France #2: Notre-Dame of Sénanque Abbey

Sunday, 27 October (morning) A hike to the Notre-Dame of Sénanque Abbey


After a couple of trips to the bakery for pastries (Stephen notes that he’s always loved the almond pastries and went back for 2nds), we started our stay in Gordes with what we thought might be a short hike to the Notre-Dame of Sénanque Abbey- maybe a couple of kilometers away. Up through the town of Gordes, past our favorite bakery with a side trip into a tucked away church, a game of quick tag in the town square, then onto side roads marked as hiking roads, through the edge of town, then up over and down, down, down the hill. 





 












Did we mention that there are a lot of stone walls around?





The countryside here is wild- filled with stones, caves, cacti, and other Mediterranean plants. It doesn't take long to walk out of domestication and into a much more desolate and open place. Ravines drop into impassable looking gorges. Hills lead up into headwalls. Caves open up in unexpected places. And the rocks are everywhere- piled into stone walls in part perhaps to clear up space to move, to plant, to live. 

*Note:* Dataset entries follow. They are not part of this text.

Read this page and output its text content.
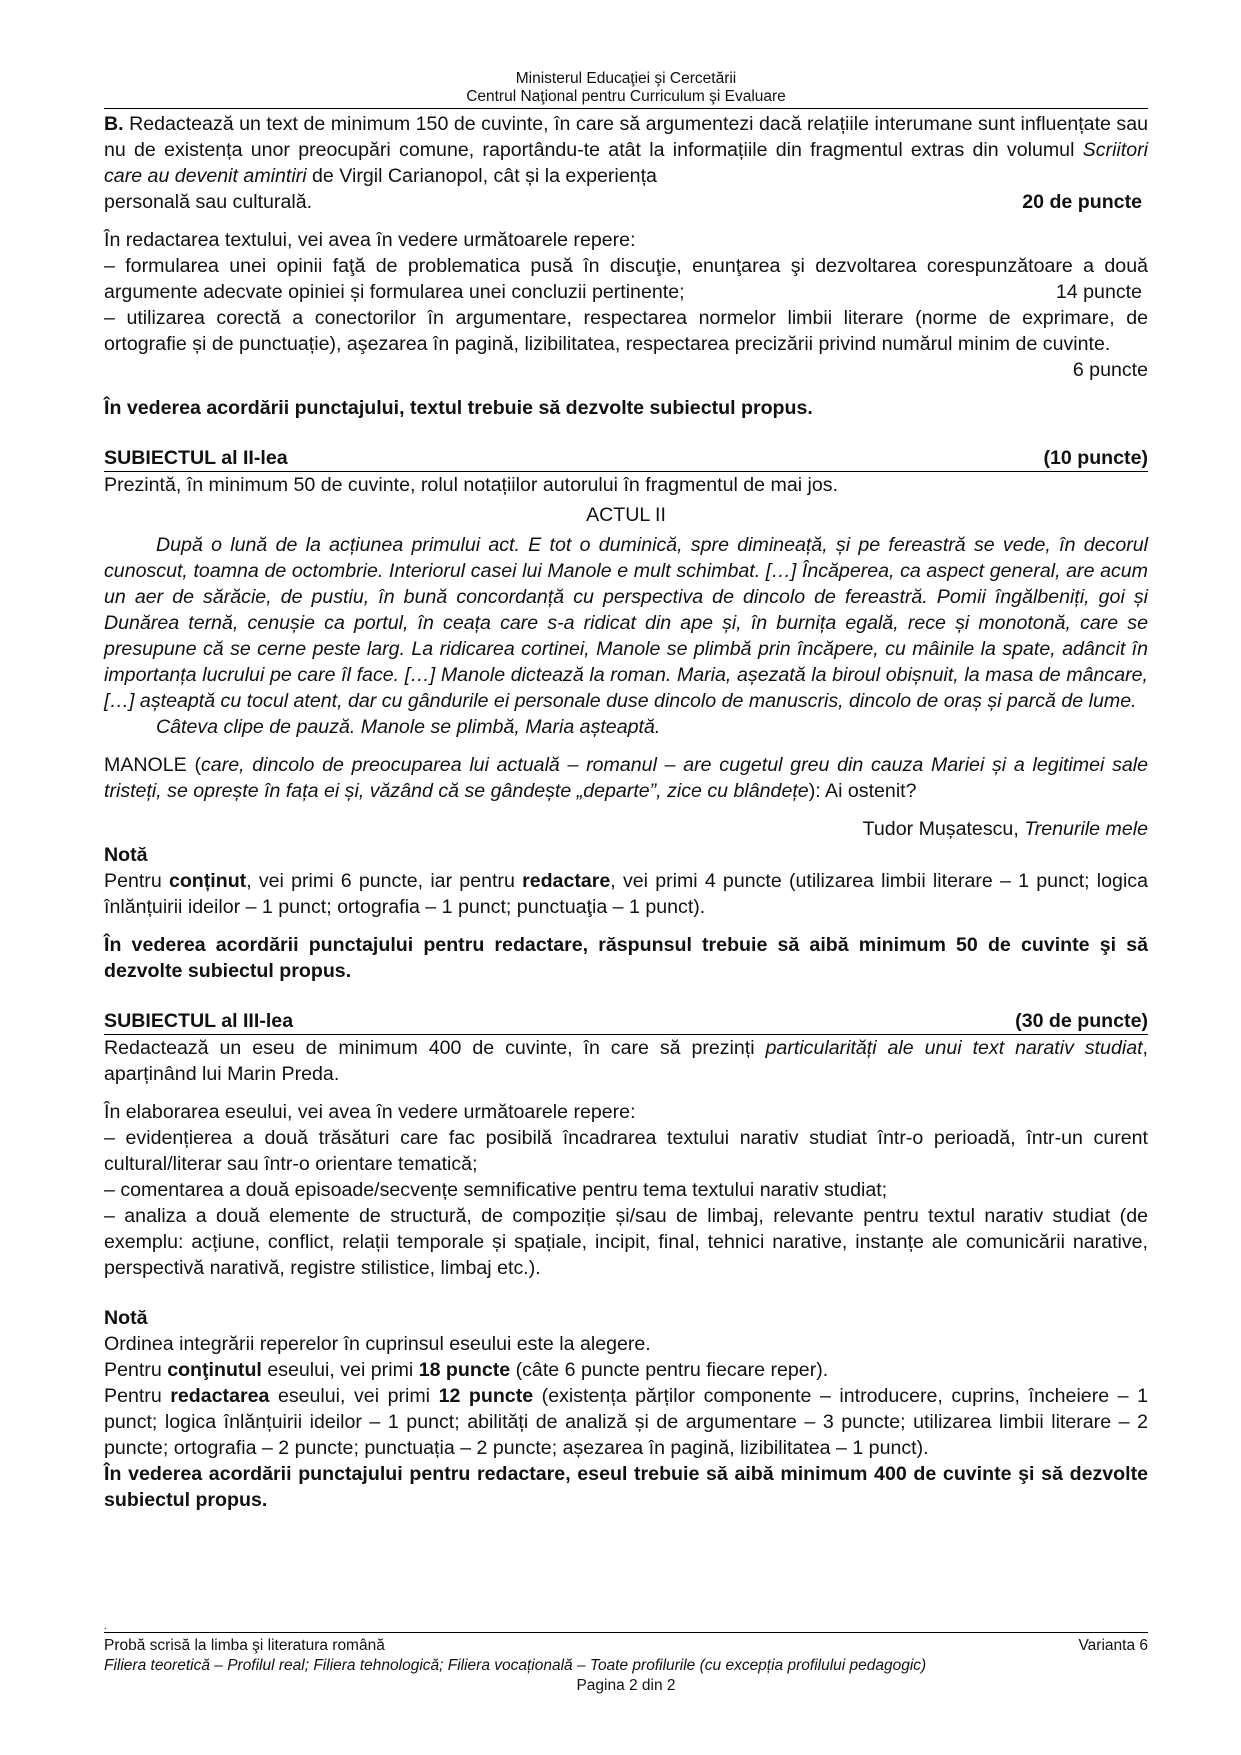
Ministerul Educaţiei şi Cercetării
Centrul Naţional pentru Curriculum şi Evaluare

B. Redactează un text de minimum 150 de cuvinte, în care să argumentezi dacă relațiile interumane sunt influențate sau nu de existența unor preocupări comune, raportându-te atât la informațiile din fragmentul extras din volumul Scriitori care au devenit amintiri de Virgil Carianopol, cât și la experiența

personală sau culturală.	20 de puncte

În redactarea textului, vei avea în vedere următoarele repere:

– formularea unei opinii faţă de problematica pusă în discuţie, enunţarea şi dezvoltarea corespunzătoare a două argumente adecvate opiniei și formularea unei concluzii pertinente;	14 puncte

– utilizarea corectă a conectorilor în argumentare, respectarea normelor limbii literare (norme de exprimare, de ortografie și de punctuație), aşezarea în pagină, lizibilitatea, respectarea precizării privind numărul minim de cuvinte.
6 puncte

În vederea acordării punctajului, textul trebuie să dezvolte subiectul propus.

SUBIECTUL al II-lea	(10 puncte)

Prezintă, în minimum 50 de cuvinte, rolul notațiilor autorului în fragmentul de mai jos.

ACTUL II

După o lună de la acțiunea primului act. E tot o duminică, spre dimineață, și pe fereastră se vede, în decorul cunoscut, toamna de octombrie. Interiorul casei lui Manole e mult schimbat. […] Încăperea, ca aspect general, are acum un aer de sărăcie, de pustiu, în bună concordanță cu perspectiva de dincolo de fereastră. Pomii îngălbeniți, goi și Dunărea ternă, cenușie ca portul, în ceața care s-a ridicat din ape și, în burnița egală, rece și monotonă, care se presupune că se cerne peste larg. La ridicarea cortinei, Manole se plimbă prin încăpere, cu mâinile la spate, adâncit în importanța lucrului pe care îl face. […] Manole dictează la roman. Maria, așezată la biroul obișnuit, la masa de mâncare, […] așteaptă cu tocul atent, dar cu gândurile ei personale duse dincolo de manuscris, dincolo de oraș și parcă de lume.

Câteva clipe de pauză. Manole se plimbă, Maria așteaptă.

MANOLE (care, dincolo de preocuparea lui actuală – romanul – are cugetul greu din cauza Mariei și a legitimei sale tristeți, se oprește în fața ei și, văzând că se gândește „departe”, zice cu blândețe): Ai ostenit?

Tudor Mușatescu, Trenurile mele

Notă

Pentru conținut, vei primi 6 puncte, iar pentru redactare, vei primi 4 puncte (utilizarea limbii literare – 1 punct; logica înlănțuirii ideilor – 1 punct; ortografia – 1 punct; punctuaţia – 1 punct).

În vederea acordării punctajului pentru redactare, răspunsul trebuie să aibă minimum 50 de cuvinte şi să dezvolte subiectul propus.

SUBIECTUL al III-lea	(30 de puncte)

Redactează un eseu de minimum 400 de cuvinte, în care să prezinți particularități ale unui text narativ studiat, aparținând lui Marin Preda.

În elaborarea eseului, vei avea în vedere următoarele repere:

– evidențierea a două trăsături care fac posibilă încadrarea textului narativ studiat într-o perioadă, într-un curent cultural/literar sau într-o orientare tematică;

– comentarea a două episoade/secvențe semnificative pentru tema textului narativ studiat;

– analiza a două elemente de structură, de compoziție și/sau de limbaj, relevante pentru textul narativ studiat (de exemplu: acțiune, conflict, relații temporale și spațiale, incipit, final, tehnici narative, instanțe ale comunicării narative, perspectivă narativă, registre stilistice, limbaj etc.).

Notă

Ordinea integrării reperelor în cuprinsul eseului este la alegere.

Pentru conţinutul eseului, vei primi 18 puncte (câte 6 puncte pentru fiecare reper).

Pentru redactarea eseului, vei primi 12 puncte (existența părților componente – introducere, cuprins, încheiere – 1 punct; logica înlănțuirii ideilor – 1 punct; abilități de analiză și de argumentare – 3 puncte; utilizarea limbii literare – 2 puncte; ortografia – 2 puncte; punctuația – 2 puncte; așezarea în pagină, lizibilitatea – 1 punct).

În vederea acordării punctajului pentru redactare, eseul trebuie să aibă minimum 400 de cuvinte şi să dezvolte subiectul propus.

.
Probă scrisă la limba şi literatura română	Varianta 6
Filiera teoretică – Profilul real; Filiera tehnologică; Filiera vocațională – Toate profilurile (cu excepția profilului pedagogic)
Pagina 2 din 2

The Abbey itself is apparently a quite famous tourist destination, but also a working Abbey (not continuously through history but for much of the last 60-80 years). We hiked down a hill and saw the Abbey peeping through the shrubbery, then gained more and more a sense of its size and scale as we descended the hill. The monks grow lavender here- not just a bit, but massive amounts of it. The lavender had been harvested but even the sheared plants give some sense of just how much was there. 



We poked a bit around the Abbey as much as we could, then found a spot for a picnic lunch: French baguette, cheese, and absolutely amazing pears. Chris and Stephen went exploring up the hill while Linda, Steve, Elizabeth and I worked our way more casually up the path. Met on the far side, found a treasure trove of snail shells, and made it back after a long while- total hike ended up being about 8 km round trip, so a bit further than expected (seems to be the story of our explorations).